Ho sbirciato il tuo blog unacronistasullaluna.wordpress.com che ho trovato tra l’altro parecchio divertente, nel quale parli con sarcasmo degli uomini. Parresti un tantino femminista dai contenuti. Ti consideri in questo modo? No, mi ritengo realista (ride, ndr). Trovo che l’Italia sia un paese estremamente e gravemente sessista. In realtà ho degli amici maschi meravigliosi, splendidi, forse alcuni persino più delle amicizie femminili, perché magari non ci sono le solite cose che ci dividono a noi donne, stupidamente. Ma questo è un paese ritagliato attorno agli uomini e per gli uomini, una donna fa molta fatica. Infatti mi sorprendo quando spesso si parla di attualità o anche della cultura di alcuni paesi islamici, perché in fondo non dico che siamo simili, ma per certe cose credo che tutto questo grande progressismo nei confronti della donna sia inesistente.
A proposito della Sardegna, cos’è per te in poche parole e come la vedi osservandola dall’esterno? La Sardegna ha una natura meravigliosa, orgogliosa, dignitosa, tenace soprattutto. Forse quello che compromette la Sardegna è questa mentalità assistenzialistica dove si pensa che qualcun altro debba venire a risolvere le questioni. Tutti sono separati dentro, sono un po’ invidiosi. Purtroppo quest’estate è successa una cosa spiacevole, per farti capire. Io ho una casa al mare a Santa Teresa di Gallura. Un giorno mi sono arrabbiata perché vedevo che alcuni locali praticavano prezzi diversi a seconda di chi ci passasse, se del posto oppure no. Mi sono così arrabbiata che ho pubblicato un pezzo su L’Unione Sarda, con gli scontrini e i differenti prezzi. E’ successo il finimondo, mi hanno querelato, adesso vedremo se arriverà, e poi minacce, insomma le solite cose, puoi immaginare! Mi ha molto ferito. Mi hanno considerato così, una che arriva da fuori e si permette di…Allora anzitutto io sono sarda e anche se non lo fossi avrei tutto il diritto di annunciare questa cosa. Ecco, vedo che la Sardegna soffre in queste divisioni. Se ci fosse più unione e un saper anche guardare i propri difetti in questo caso forse sarebbe diverso.

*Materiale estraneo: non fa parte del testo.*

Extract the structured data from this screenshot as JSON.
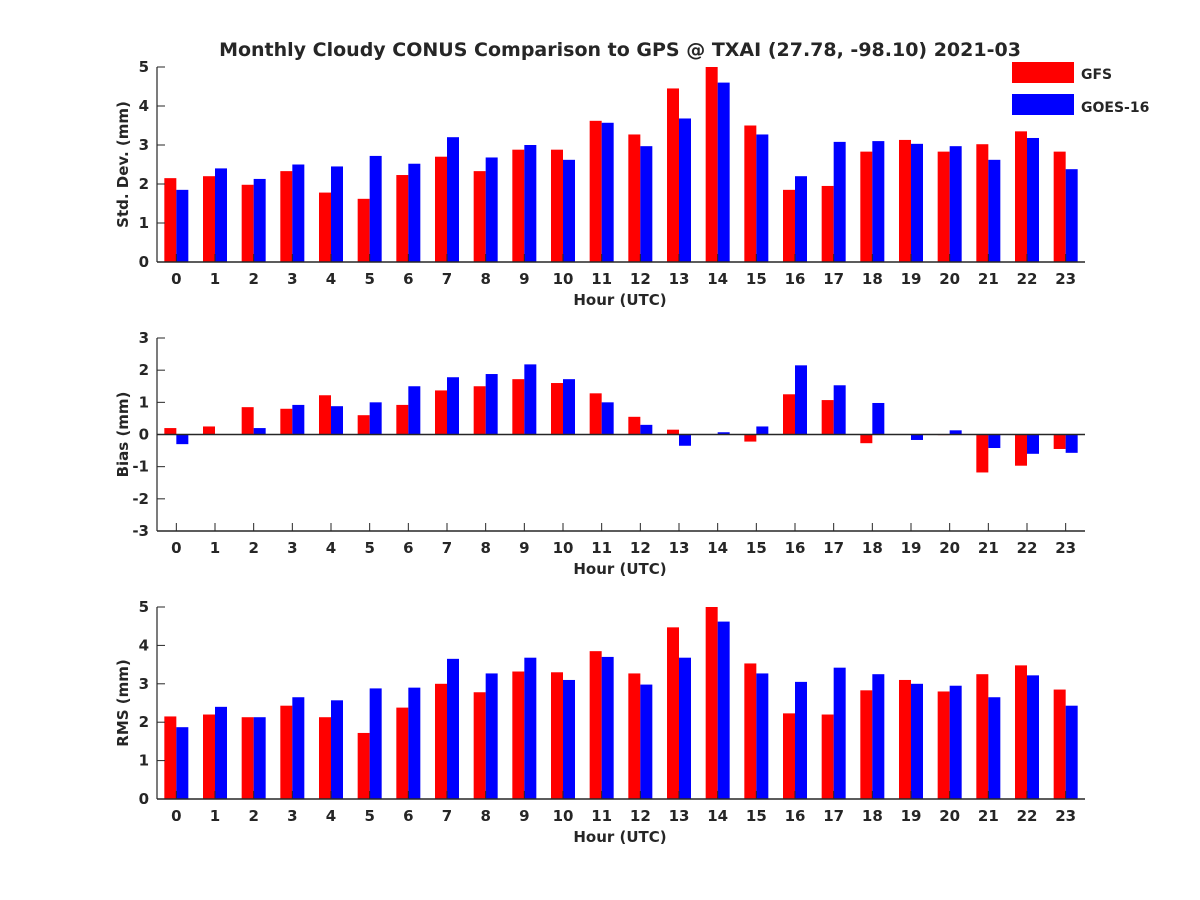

Domanda di rito, che consiglio ti senti di dare a chi oggi vorrebbe fare il giornalista come mestiere?Si può vivere di giornalismo? Si, si può vivere di giornalismo. E penso che le persone più giovani di me sappiano benissimo già cosa fare. Il mestiere è molto cambiato, il linguaggio pure. I giovani sono nativi digitali insomma. Consiglio di non arrendersi se questo è un sogno, ci sono tante difficoltà per tutto quello che uno vuole nella vita, non è solo il giornalismo, ma non bisogna mollare. Le cose che devono rimanere ferme sono la passione, il senso della notizia, il senso dell’onestà nei confronti delle persone che si informano. Ecco, queste non sono cambiate e non cambieranno mai, per chi vuole fare questo mestiere.